When the hole was filled to the brim she tamped it down with her head. This occupied her some minutes and she appeared to take the utmost care. Gravel was then brought and piled upon the spot until it exactly resembled its surroundings. The stones carried varied in size from those as large as a buckshot to some the size of a marrowfat pea. They were lifted and carried seemingly without effort, and dropped almost before one could see what she was about. Twenty minutes were consumed in filling up the hole and restoring the surface.

On a sudden she vanished, and with her vanished the place itself where she had been at work. It was as if a trap-door had closed, and no sign was left. So carefully had she done her work and so closely imitated the surroundings, like a miser burying his gold, it was only after careful search I could again locate the spot.

Thus in the economy of Nature every insect appears to be food for some other. On the leaves of the Virginia creeper you may usually find, in early autumn, some caterpillars which have received the eggs of a small chalcid fly. These caterpillars, otherwise so large and green and awesome to the beholder, have become limp and lean and have an aged and decrepit look. They hold feebly to the vine but no longer eat anything. I brought home one of them and in a short time there emerged from its body a great number of small white grubs, fifty or more by actual count. Upon the back of their emaciated host they proceeded to spin for themselves marvelous little cocoons of white silk which they did in a very brief time. Moving their heads this way and that they spun the fine threads about themselves until they were completely enveloped. Here were a great number of little spinners, making for themselves garments of silk, and at last spinning themselves out of sight. The caterpillar now bristled with the small white cocoons which stood upon end on its back, where they were attached, and almost hid it from view.

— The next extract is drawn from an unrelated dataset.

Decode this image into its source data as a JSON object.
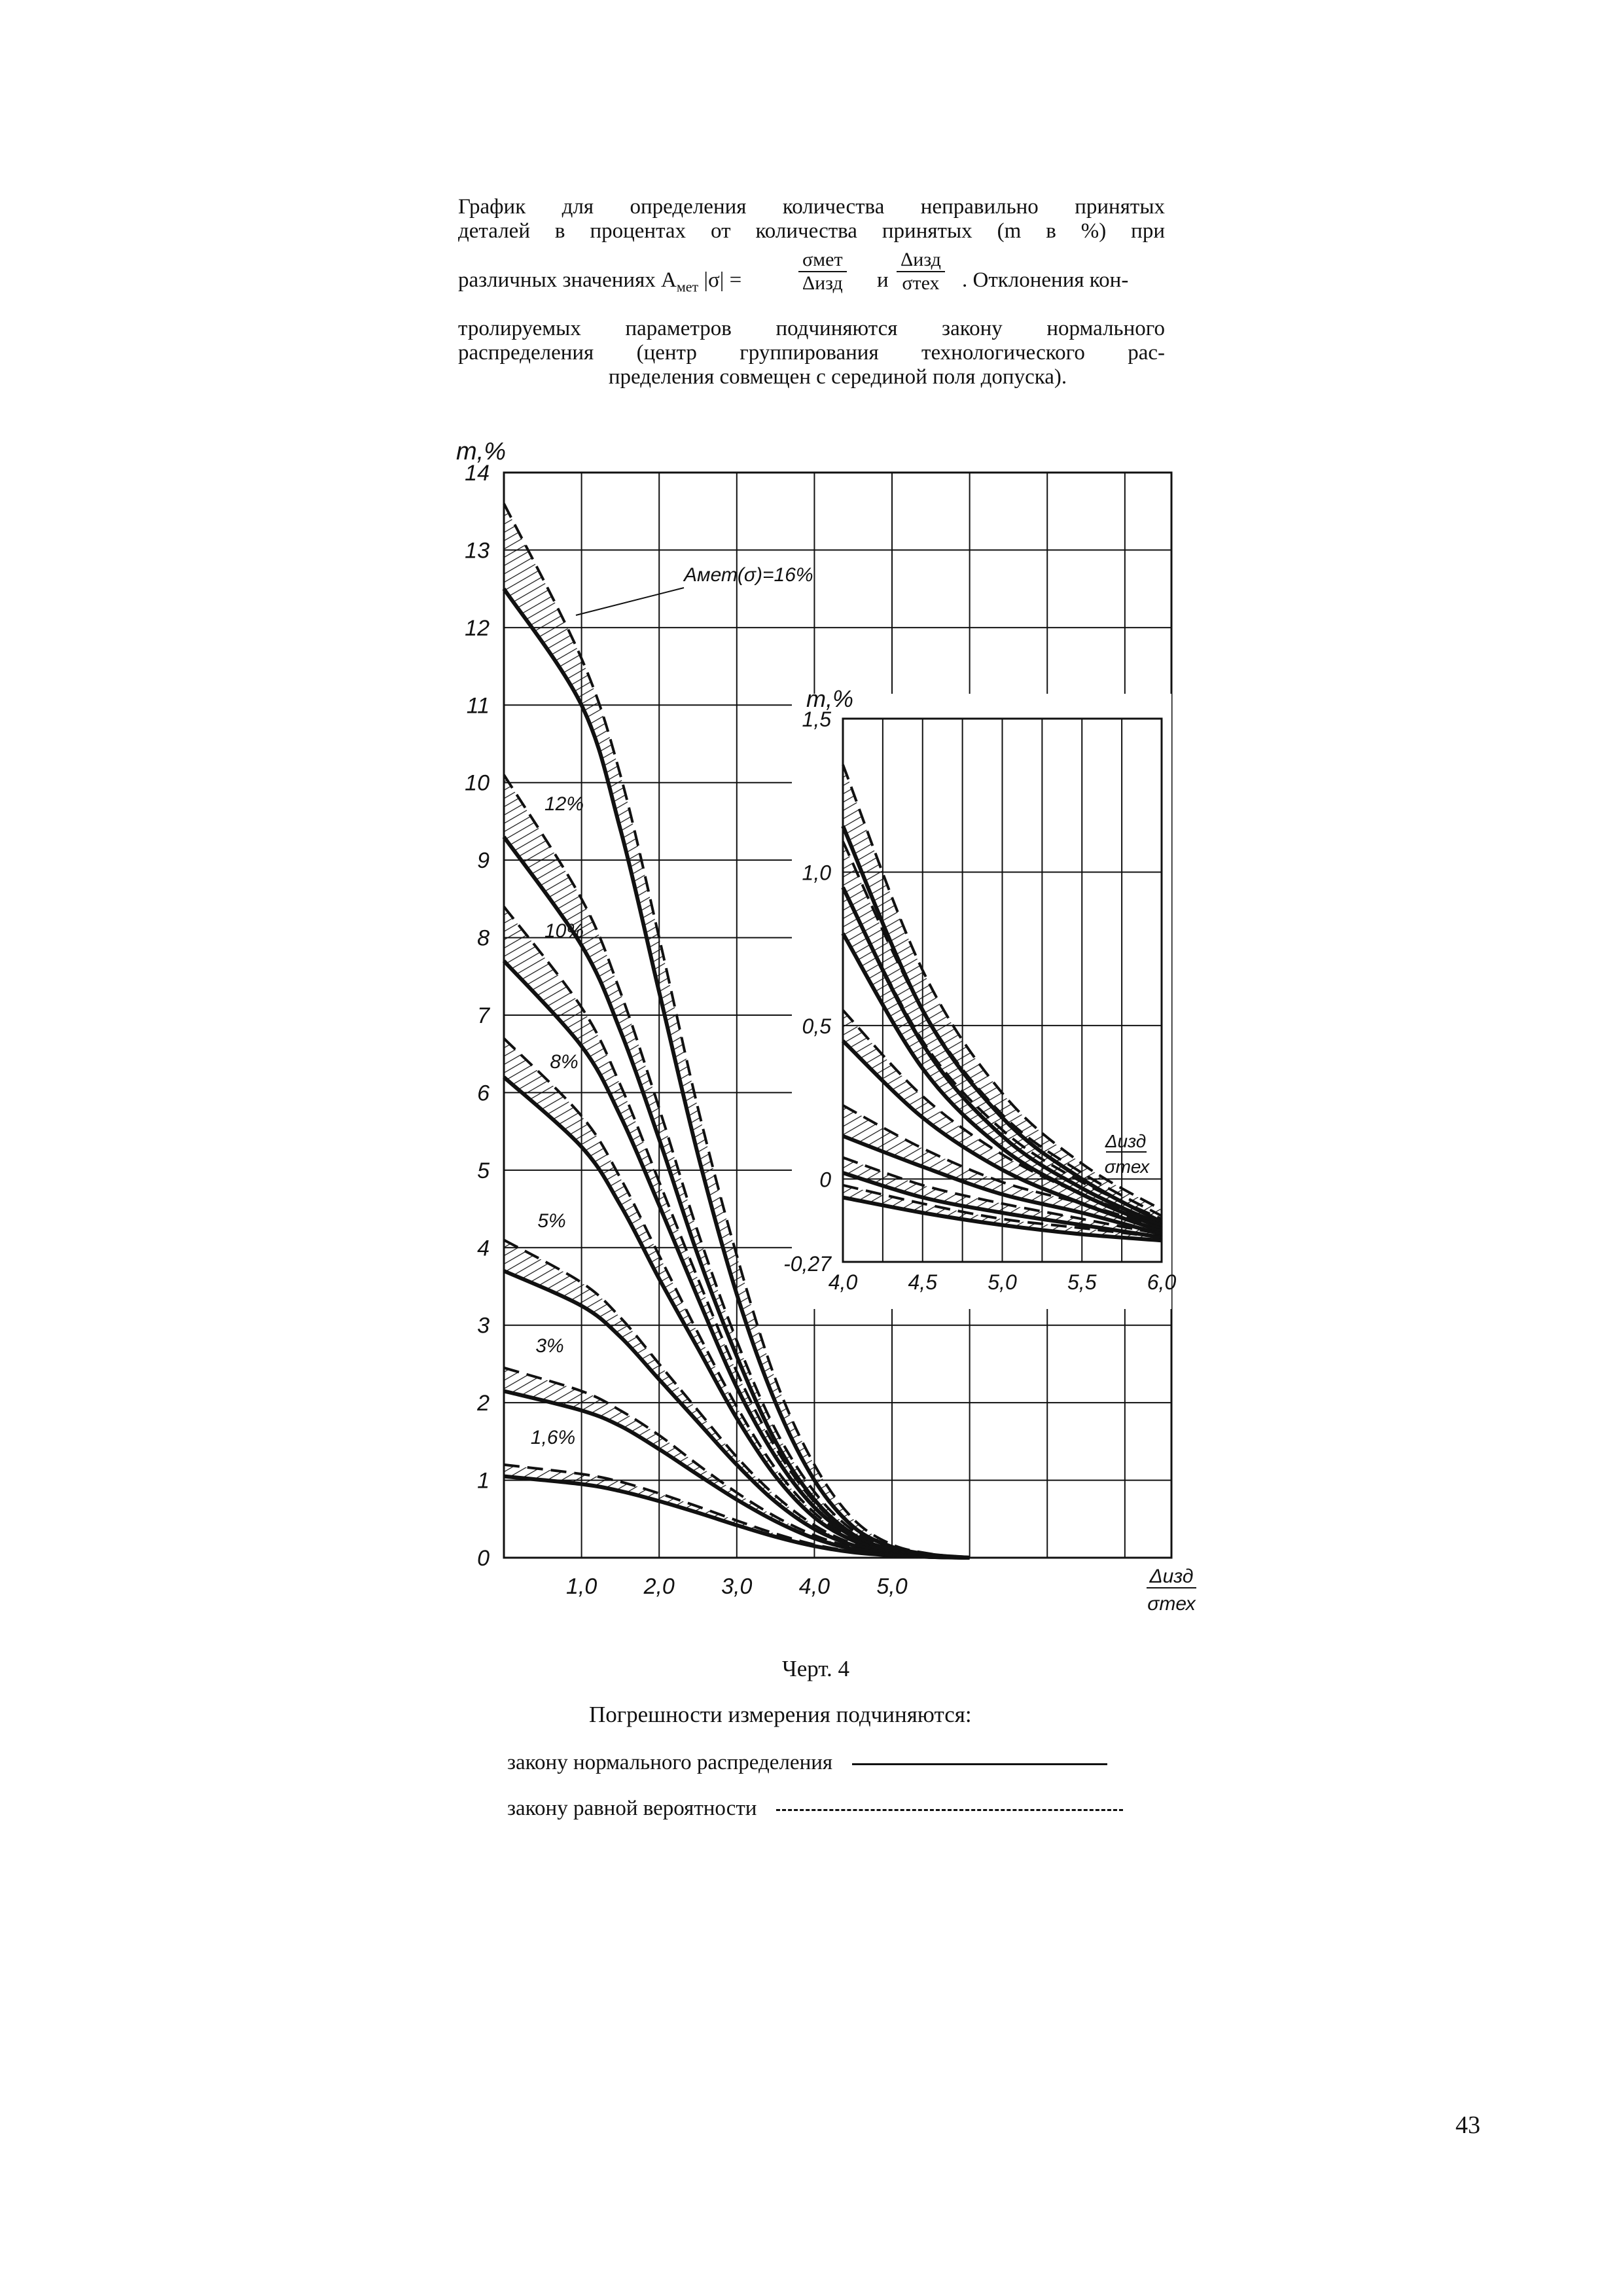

The wary caterpillar has many foes. If it escapes the hungry warblers and vireos, there is still the army of goggle-eyed wasps and nervous ichneumons to circumvent. Yet a prodigious number survive. Were it not for their enemies they would overrun the earth. The butterflies sporting in the sunshine, and the small moths flitting about the lamp, have come through many perils, and may almost be said to have lived by their wits, so astonishing are the ruses they have devised to deceive their pursuers.